In the chart we show Aviation Strategy’s approximation of the returns provided by the top five European airline groups since the beginning of 2015. Admittedly, we have taken an arbitrary date from which to measure the share price performance, and the whole sector has fallen some 30% from peak share price values in the middle of last year. But from this picture it appears that IAG management may be justified in assuming that it has been able to provide superior returns to shareholders.
However, since the publication of the results the shares have continued to fall.
Coincident with the results the group announced it had firmed an order for 18 777-9X aircraft (plus 24 options) for delivery to British Airways between 2022 and 2025 to replace its remaining 747s and some of the older 777-200s. This should have come as no surprise: BA has a fairly chunky fleet renewal programme and the order was flagged as possible in the company’s capital market’s day presentations last November (see Aviation Strategy, "IAG: Creating value", November 2018).
There was also some confusion on the results call: the company guided that it expected operating profits for 2019 to be broadly in line with the results for 2018 but that capex would increase.
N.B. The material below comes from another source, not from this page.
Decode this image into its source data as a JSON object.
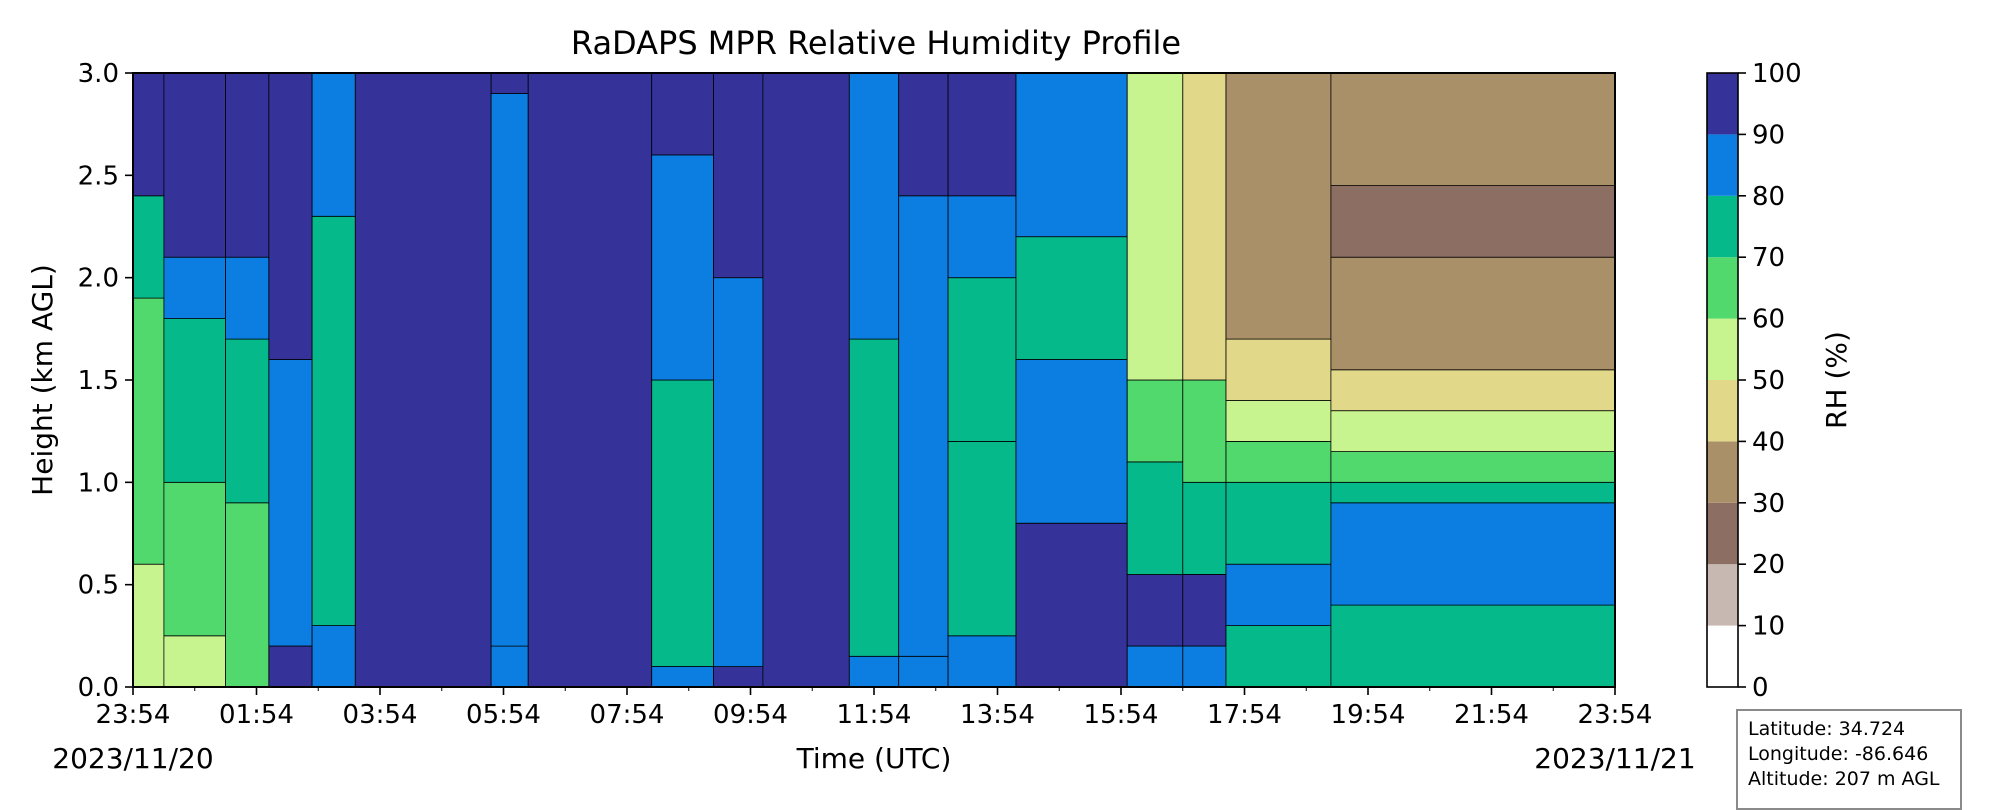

It had to send out an emergency email to analysts to correct statements management made suggesting free cash flow would improve. Intriguingly Lufthansa underwent a similar confusion over free cash flow on its results conference — is this all to do with professional confusion over the introduction of IFRS16? (See Aviation Strategy, "No accounting for leases", April 2016.)
Brexit B******s
The reason for underperformance may have something to do with stock-market fundamentals. In late February IAG announced that it was restricting voting access to non-EU shareholders (always a part of its constitution) to the current 47.5% (note that Qatar Airways has a 20% stake). In light of this announcement MSCI stated it would remove IAG from its global indices, and as a result global tracker funds using them would be discouraged from investment in one of the top five global airline groups.
Secondly, while IAG publicly maintains a sanguine approach to the Brexit process, a large portion of its shareholder base is in the UK. Were Britain to leave the EU, these shareholders would no longer be qualified investors to be owners of an EU airline. And the question is the interpretation of the ownership and control regulation of an airline.
When the group was established in 2011, it put in place trusts for Iberia and British Airways so that it could prove to bilateral partners that ultimate equity ownership for those carriers lay in nationals of the designating country, in the unlikely event that bilateral partners would take the option to oppose access.
However, the European Commission has incorporated European ownership and control into law as a legal requirement for the operation of air services within the EU and EEA. Not that Brussels necessarily understands what this really means (Wizz Air is ultimately owned and controlled by US-based Indigo Partners, but not necessarily directly through issued equity; Qatar holds only 49% of the equity in Air Italy, but sure as dammit has control).
This antediluvian approach is stupid. The UK in its recent strategy white paper suggested that it would move to the ICAO model (proposed 17 years ago, and only adopted by a handful of countries) to designate any airline for international services that had its principal place of business in the UK.
This is a typically pragmatic British solution. IAG’s risk is that blinkered adherence to rules from Brussels could destroy the viability of a successful and profitable airline group.